Future research is going to depend on placing people in context by linking to other data sources, including those tied to geography. How do we link this broadly to their community (location, socioeconomic status, etc.) while preserving participant privacy? Latitude and longitude are the most useful, but also the riskiest.
- The Play & Learning Across a Year (PLAY) Project is collecting sharing permission in some locations that will permit sharing of Census Block Group-level data. The project uses Databrary extensively now, and will share data with the research community when the project is complete. The intent is to share county-level Census data for all of the \(~n=1,000\) families, since this level of geographic resolution does not require participant permission. So, PLAY represents one illustration of how broader, geographically informed, data might be shared more widely.
- The PLAY project also implements the same algorithm used by the NIMH Data Archive for generating a globally unique identifer (GUID). PLAY will use these identifiers.
Are there requirements for the way the data are organized? Variables and format? Are there controlled vocabularies or standards for sex, ethnicity/race, etc? How do we know how the information was collected (what was asked and who answered)? Better documentation of what measurements were and how they were collected would be optimal. One solution would be need to upload their protocol.

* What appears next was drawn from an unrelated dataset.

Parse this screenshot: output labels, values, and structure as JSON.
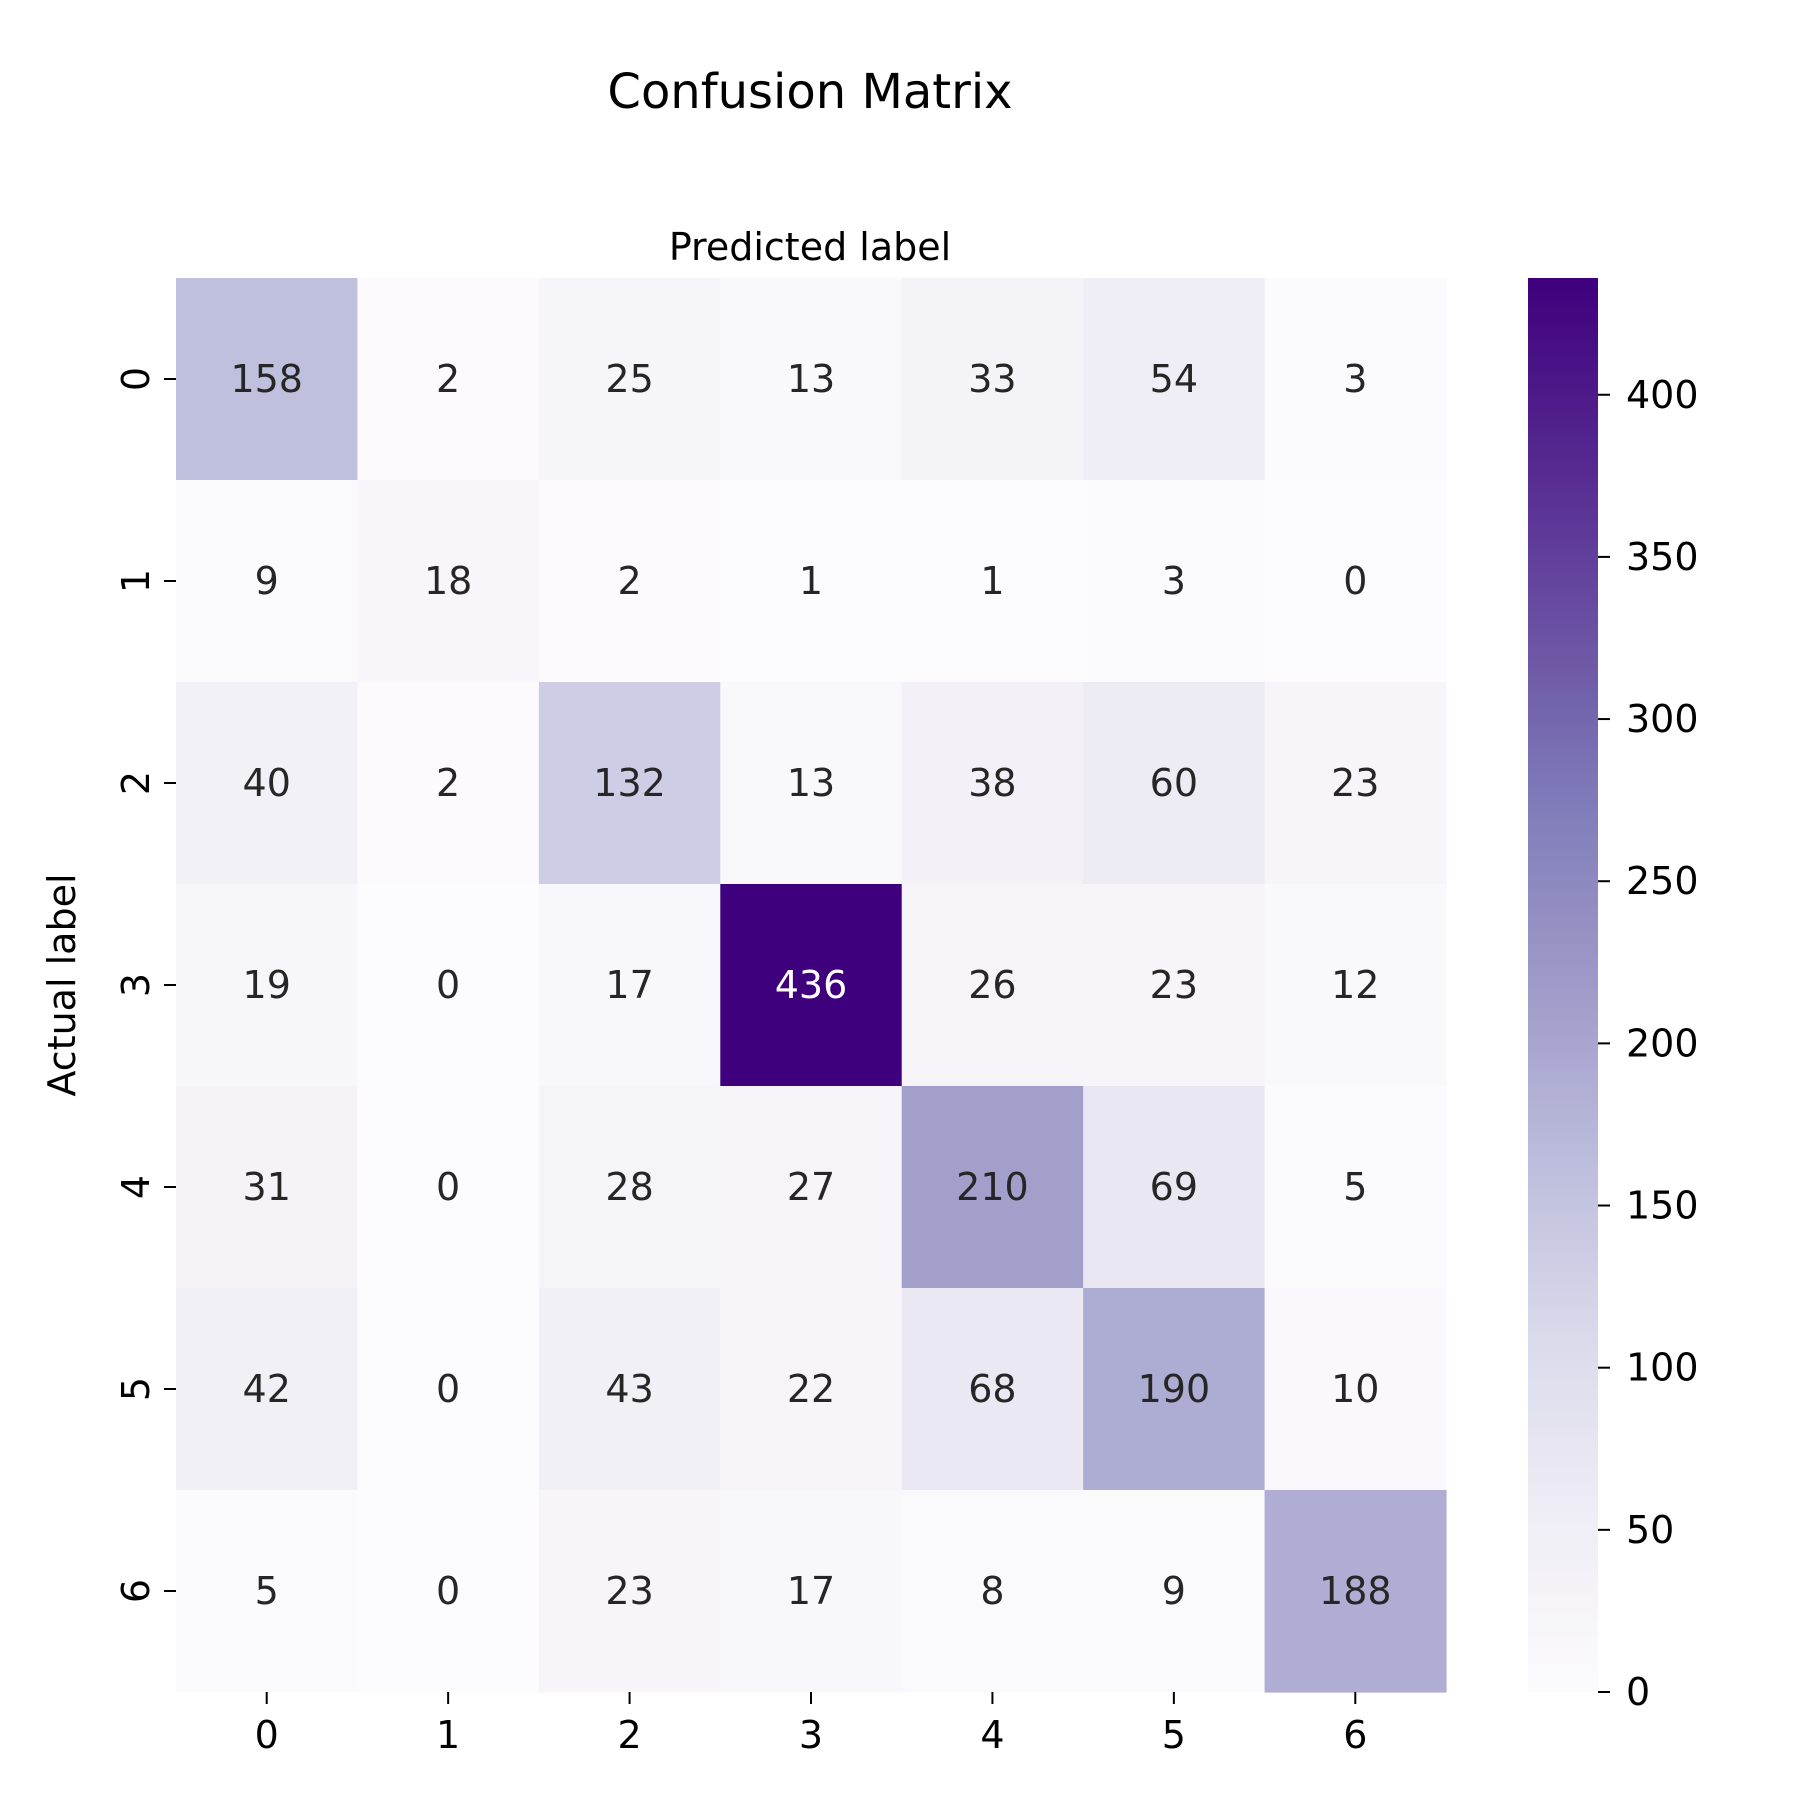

- Databrary 1.0 has semi-controlled vocabularies for some variables (see the page on metadata), but these are limited in scope, and only some investigators use them. Users may upload additional data, including information about questionnaires, context for the data collection, but this is at the discretion of individual researchers.
- PLAY has shared its entire protocol openly, all parent report questions, and has already published a protocol illustrating how those questions are handled after data collection. But none of these practices are standard in the field.
NIH has published the PhenX toolkits and many of these are implemented in the NIH Toolbox and NIH Infant and Toddler (Baby) Toolboxes. Could that work be build upon?
- Yes. There have been some preliminary discussions with the lead PIs on the NIH Baby Toolbox about storing and sharing the video portions of those data on Databrary. But there is much more work that could be done in this vein.
What is your objective for the data that will be in Databrary? What data should be collected from everybody will be based on the goal of what is included in Databrary?
- Video about natural behavior needs a home and is much richer when it is linked with other kinds of data. Databrary aspires to be that home.